I was right, uh-oh. The female detective (not what you'd expect, overweight with adult acne) said she was worried about my neighbors.

The male-alpha detective--pushy, yuppie, stylishly dressed, pretty much what'd you expect--wouldn't let me get a word in, hammering me with questions I couldn't fathom. I asked them if my neighbors were in trouble. They said, "no."

They lied.

Eight months or so ago, the gal living next door told me they were moving a couple blocks over. Said they'd be around. Seemed as happy as I'd seen her. She popped up a couple weeks later. I asked if they needed help moving, she said, "we're done, thanks, anyway." I never had a clue when they moved.

The house has been abandoned since.

The day after my detective grilling, the media landed. One of the local news stations broad-sided me, telling me the woman I used to live next door to shot herself, along with another woman, in a local, public park. A suicide pact. Twin sisters.

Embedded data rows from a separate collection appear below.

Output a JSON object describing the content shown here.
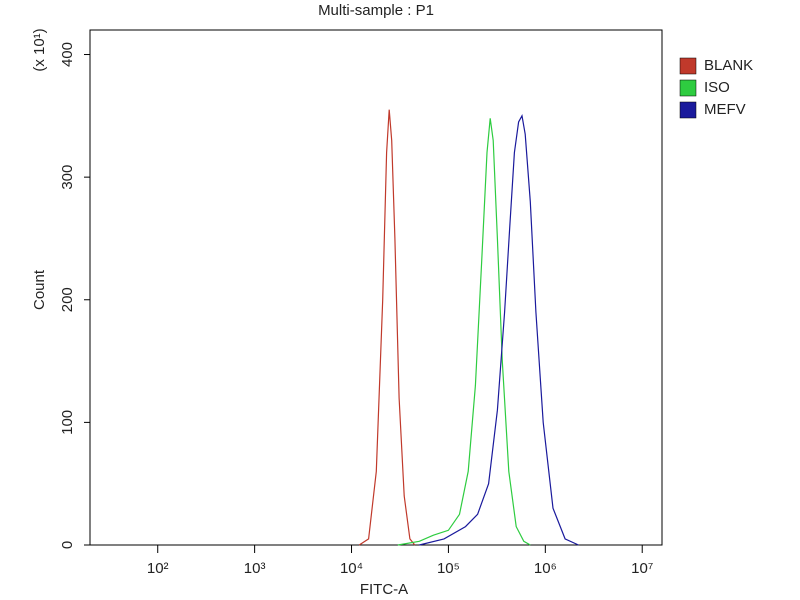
{
  "chart_data": {
    "type": "line",
    "title": "Multi-sample : P1",
    "x_label": "FITC-A",
    "y_label": "Count",
    "y_annotation": "(x 10¹)",
    "x_log": true,
    "xlim": [
      20,
      16000000
    ],
    "xticks": [
      {
        "value": 100,
        "label": "10²"
      },
      {
        "value": 1000,
        "label": "10³"
      },
      {
        "value": 10000,
        "label": "10⁴"
      },
      {
        "value": 100000,
        "label": "10⁵"
      },
      {
        "value": 1000000,
        "label": "10⁶"
      },
      {
        "value": 10000000,
        "label": "10⁷"
      }
    ],
    "ylim": [
      0,
      420
    ],
    "yticks": [
      0,
      100,
      200,
      300,
      400
    ],
    "legend": "right",
    "series": [
      {
        "name": "BLANK",
        "color": "#c0392b",
        "x": [
          12000,
          15000,
          18000,
          21000,
          23000,
          24500,
          26000,
          28000,
          31000,
          35000,
          40000,
          45000
        ],
        "values": [
          0,
          5,
          60,
          200,
          320,
          355,
          330,
          250,
          120,
          40,
          5,
          0
        ]
      },
      {
        "name": "ISO",
        "color": "#2ecc40",
        "x": [
          30000,
          50000,
          70000,
          100000,
          130000,
          160000,
          190000,
          220000,
          250000,
          270000,
          290000,
          320000,
          360000,
          420000,
          500000,
          600000,
          700000
        ],
        "values": [
          0,
          3,
          8,
          12,
          25,
          60,
          130,
          230,
          320,
          348,
          330,
          250,
          150,
          60,
          15,
          3,
          0
        ]
      },
      {
        "name": "MEFV",
        "color": "#1a1a9c",
        "x": [
          50000,
          90000,
          150000,
          200000,
          260000,
          320000,
          380000,
          430000,
          480000,
          530000,
          575000,
          620000,
          700000,
          800000,
          950000,
          1200000,
          1600000,
          2200000
        ],
        "values": [
          0,
          5,
          15,
          25,
          50,
          110,
          190,
          260,
          320,
          345,
          350,
          335,
          280,
          190,
          100,
          30,
          5,
          0
        ]
      }
    ]
  }
}
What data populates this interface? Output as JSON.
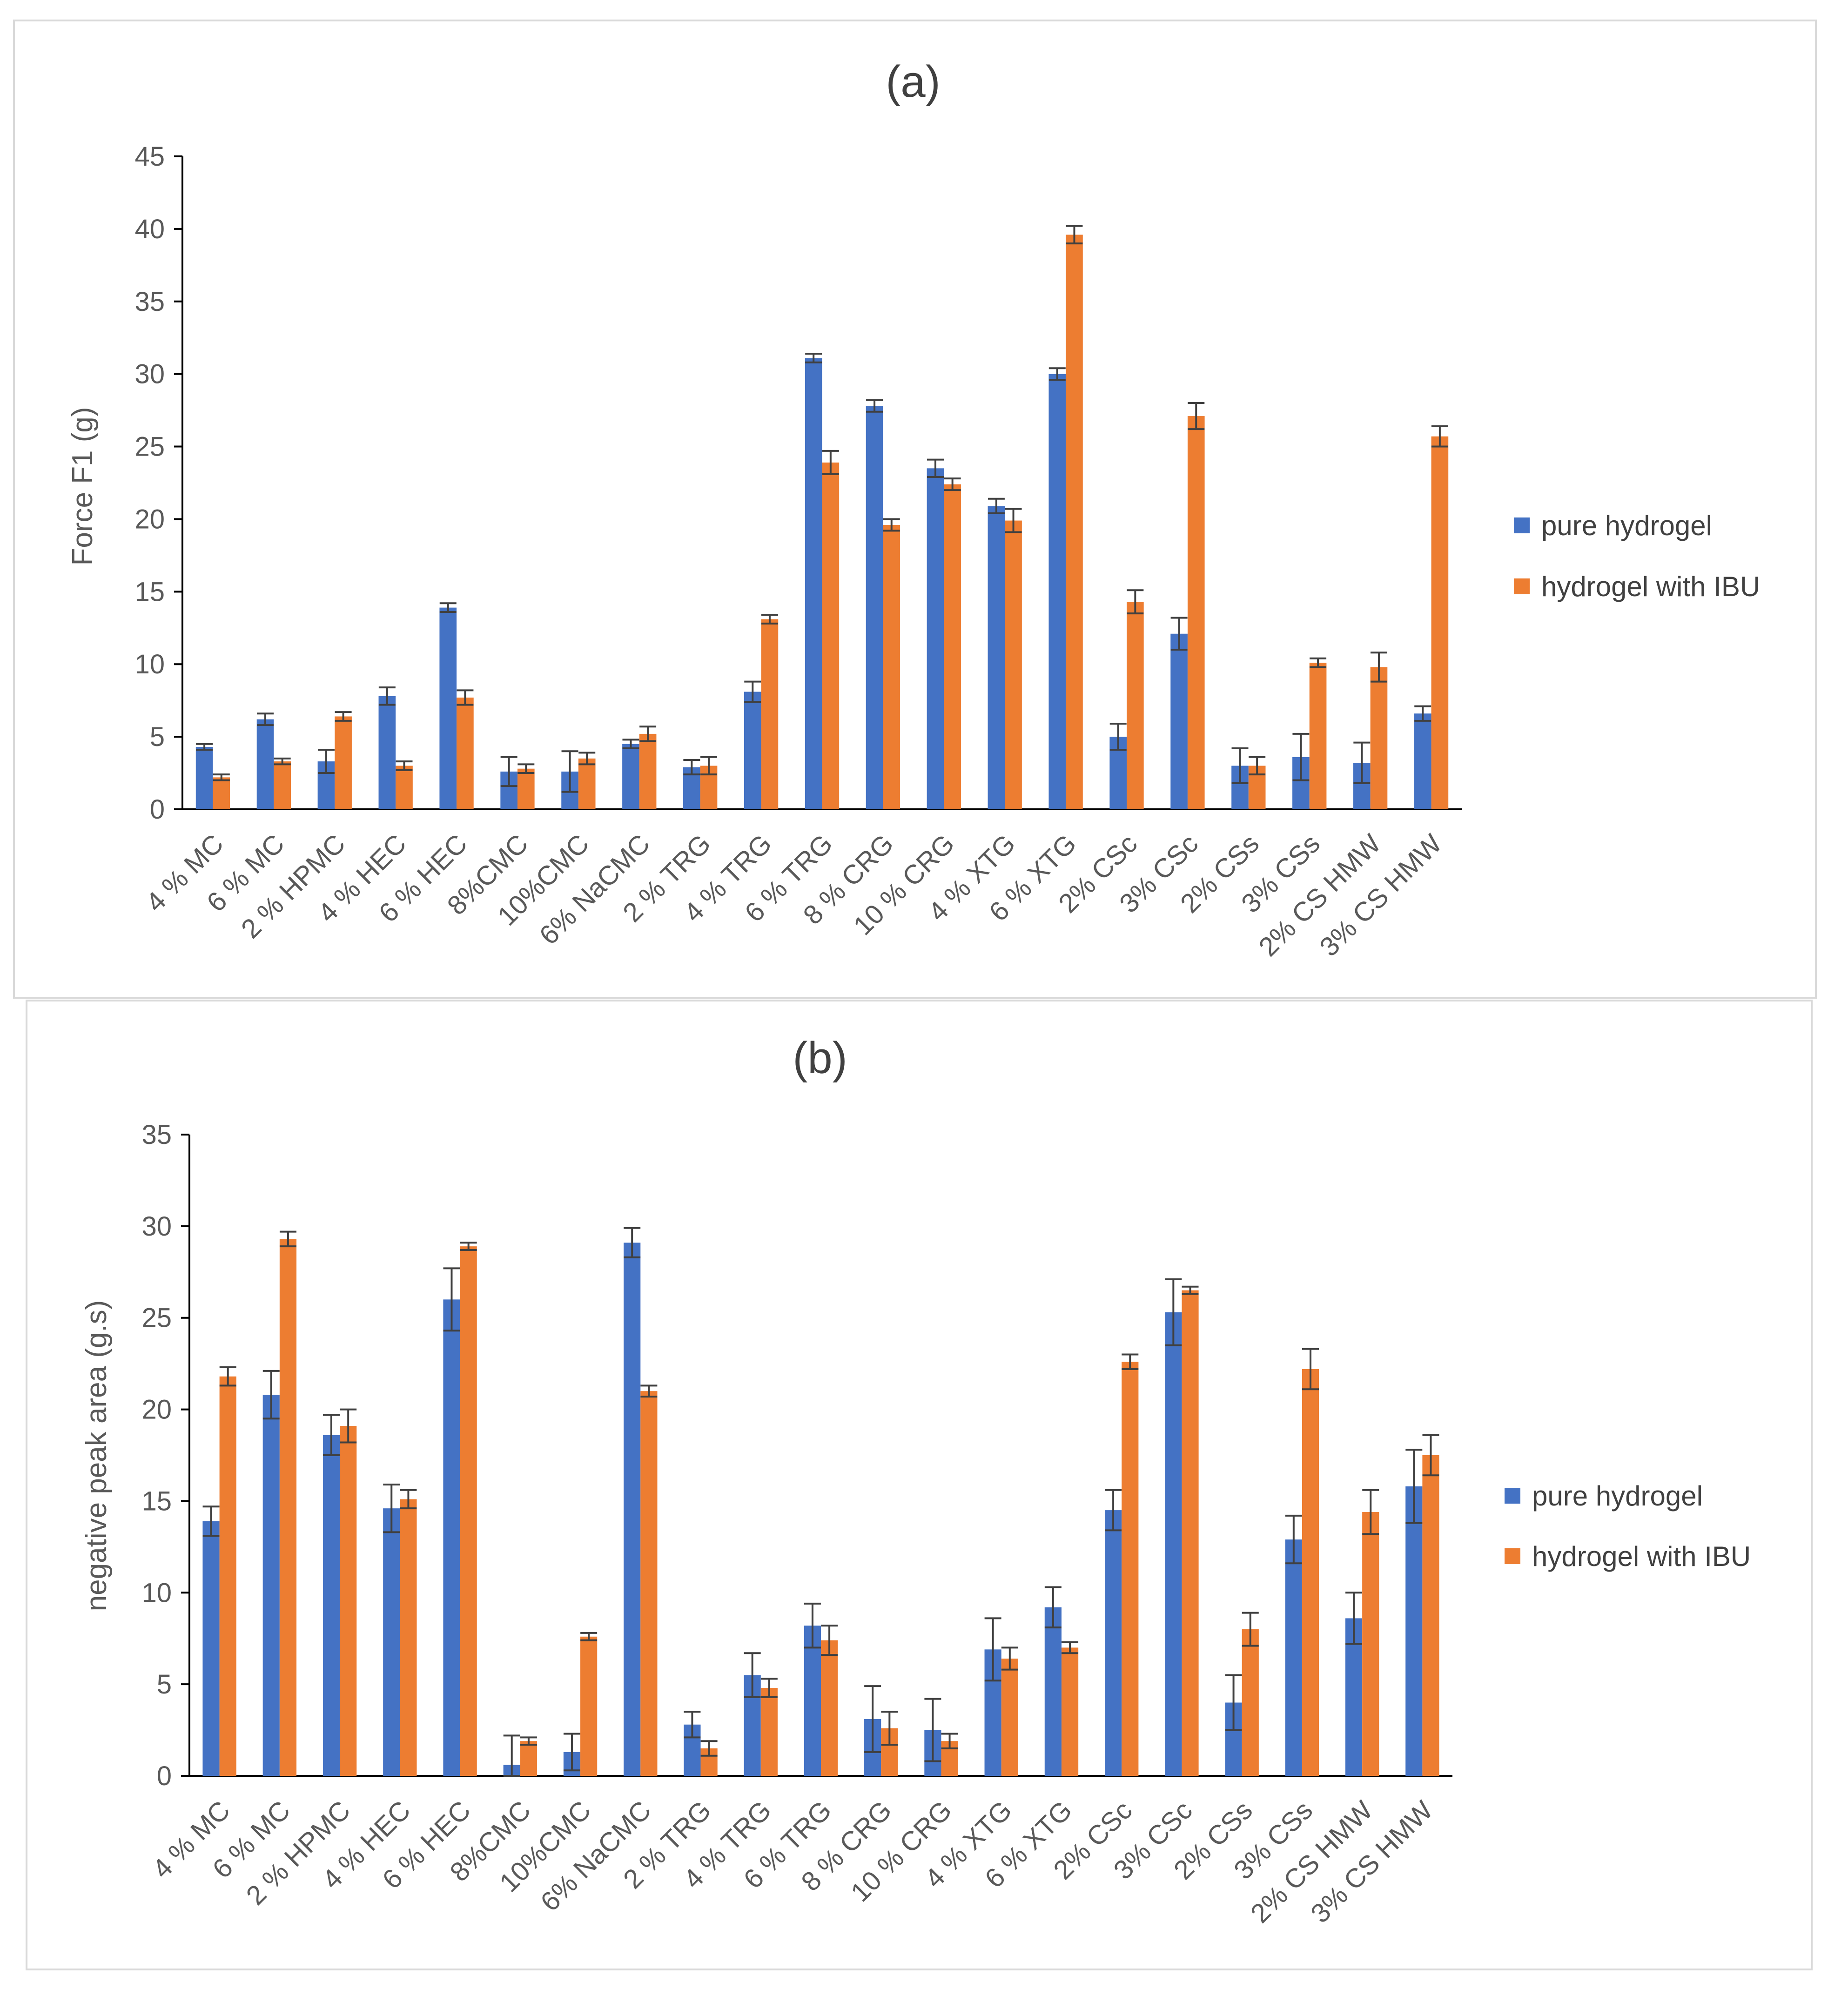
{
  "colors": {
    "pure": "#4472C4",
    "ibu": "#ED7D31",
    "axis": "#000000",
    "text": "#595959",
    "error": "#404040",
    "frame": "#D9D9D9"
  },
  "chart_data": [
    {
      "type": "bar",
      "title": "(a)",
      "xlabel": "",
      "ylabel": "Force F1 (g)",
      "ylim": [
        0,
        45
      ],
      "yticks": [
        0,
        5,
        10,
        15,
        20,
        25,
        30,
        35,
        40,
        45
      ],
      "legend": "right",
      "categories": [
        "4 % MC",
        "6 % MC",
        "2 % HPMC",
        "4 % HEC",
        "6 % HEC",
        "8%CMC",
        "10%CMC",
        "6% NaCMC",
        "2 % TRG",
        "4 % TRG",
        "6 % TRG",
        "8 % CRG",
        "10 % CRG",
        "4 % XTG",
        "6 % XTG",
        "2% CSc",
        "3% CSc",
        "2% CSs",
        "3% CSs",
        "2% CS HMW",
        "3% CS HMW"
      ],
      "series": [
        {
          "name": "pure hydrogel",
          "values": [
            4.3,
            6.2,
            3.3,
            7.8,
            13.9,
            2.6,
            2.6,
            4.5,
            2.9,
            8.1,
            31.1,
            27.8,
            23.5,
            20.9,
            30.0,
            5.0,
            12.1,
            3.0,
            3.6,
            3.2,
            6.6
          ],
          "errors": [
            0.2,
            0.4,
            0.8,
            0.6,
            0.3,
            1.0,
            1.4,
            0.3,
            0.5,
            0.7,
            0.3,
            0.4,
            0.6,
            0.5,
            0.4,
            0.9,
            1.1,
            1.2,
            1.6,
            1.4,
            0.5
          ]
        },
        {
          "name": "hydrogel with IBU",
          "values": [
            2.2,
            3.3,
            6.4,
            3.0,
            7.7,
            2.8,
            3.5,
            5.2,
            3.0,
            13.1,
            23.9,
            19.6,
            22.4,
            19.9,
            39.6,
            14.3,
            27.1,
            3.0,
            10.1,
            9.8,
            25.7
          ],
          "errors": [
            0.2,
            0.2,
            0.3,
            0.3,
            0.5,
            0.3,
            0.4,
            0.5,
            0.6,
            0.3,
            0.8,
            0.4,
            0.4,
            0.8,
            0.6,
            0.8,
            0.9,
            0.6,
            0.3,
            1.0,
            0.7
          ]
        }
      ]
    },
    {
      "type": "bar",
      "title": "(b)",
      "xlabel": "",
      "ylabel": "negative peak area (g.s)",
      "ylim": [
        0,
        35
      ],
      "yticks": [
        0,
        5,
        10,
        15,
        20,
        25,
        30,
        35
      ],
      "legend": "right",
      "categories": [
        "4 % MC",
        "6 % MC",
        "2 % HPMC",
        "4 % HEC",
        "6 % HEC",
        "8%CMC",
        "10%CMC",
        "6% NaCMC",
        "2 % TRG",
        "4 % TRG",
        "6 % TRG",
        "8 % CRG",
        "10 % CRG",
        "4 % XTG",
        "6 % XTG",
        "2% CSc",
        "3% CSc",
        "2% CSs",
        "3% CSs",
        "2% CS HMW",
        "3% CS HMW"
      ],
      "series": [
        {
          "name": "pure hydrogel",
          "values": [
            13.9,
            20.8,
            18.6,
            14.6,
            26.0,
            0.6,
            1.3,
            29.1,
            2.8,
            5.5,
            8.2,
            3.1,
            2.5,
            6.9,
            9.2,
            14.5,
            25.3,
            4.0,
            12.9,
            8.6,
            15.8
          ],
          "errors": [
            0.8,
            1.3,
            1.1,
            1.3,
            1.7,
            1.6,
            1.0,
            0.8,
            0.7,
            1.2,
            1.2,
            1.8,
            1.7,
            1.7,
            1.1,
            1.1,
            1.8,
            1.5,
            1.3,
            1.4,
            2.0
          ]
        },
        {
          "name": "hydrogel with IBU",
          "values": [
            21.8,
            29.3,
            19.1,
            15.1,
            28.9,
            1.9,
            7.6,
            21.0,
            1.5,
            4.8,
            7.4,
            2.6,
            1.9,
            6.4,
            7.0,
            22.6,
            26.5,
            8.0,
            22.2,
            14.4,
            17.5
          ],
          "errors": [
            0.5,
            0.4,
            0.9,
            0.5,
            0.2,
            0.2,
            0.2,
            0.3,
            0.4,
            0.5,
            0.8,
            0.9,
            0.4,
            0.6,
            0.3,
            0.4,
            0.2,
            0.9,
            1.1,
            1.2,
            1.1
          ]
        }
      ]
    }
  ]
}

I was stunned. They asked if they could interview me on camera. In a daze, I said, "sure." Stupid. They led me, told me what to say, baited me. I was reeling it all in while they reeled me in on camera. Don't even remember what I said.

After that, the media carnival launched. Another network team came. Then another. And another.

The vulture's were circling.

After my first two attacks, I locked up, shut down and shut up.

Damn. All I know is that my neighbor was a very nice person, one of the few people on the street I actually liked. My heart goes out to the family.

In retrospect, I'm wondering if I could've done something, helped her out, maybe been a better neighbor. She told me she was depressed a year or so ago over the fence. But that's where our friendship stopped. Over the fence. God, I wish it hadn't. I knew nothing about her, other than knowing she was not doing so well. I didn't even know her last name. Shoulda' got to know her better. Maybe things would've turned out different. But I didn't do anything.

I wish I had.

I wish I'd reached over that fence.

Saturday, March 2, 2013

Something Smells Bad In Kansas

No doubt about it, something smelled awful. And flies buzzed about my head like I was a priest in a bad horror film. Wondered if it was me at first, thinking food poisoning or something. After disqualifying myself through highly scientific methods (don't ask) I searched the house, wondering if Destructo, The Dog Wonder had responded to the aftermath of eating grass or possum. Still couldn't find the point of origin. Finally, I narrowed it down to the chimney. Either Santa was decaying inside or some poor hapless critter met it's maker.

I called the ominously named "Critter Control." The James Bond of animal clean-up showed up, blue hazzard suit on, and fully armed with massive Plumber's Crack. I expected no less. Well, he could've had a mullet. But one can only dream.

Now, you know it's gotta' be bad when the expert is dry-heaving by the chimney. But, professional that he is, he soldiered on. Armed with a full trash bag, he clapped his hands, another job well done, said "that was a dad-gum huge raccoon stuck in your chimney. Female."

Well. Crap. I didn't need to know it was a female. Made it all rather melancholy. Poor dead, stinky critter. Maybe she was trying to have babies in our chimney. Maybe she was just trying to get out of the cold. Doesn't matter. It's a cruel, harsh world out there, folks, and I contributed to the death of a female raccoon.

Anguish. (And gagging reflex). Couldn't it have been a less smelly and cute creature to pollute our household? I mean everyone loves raccoons. Walt Disney did. And he's dead. Probably smelly, too. 'Cept he's cryogenically frozen.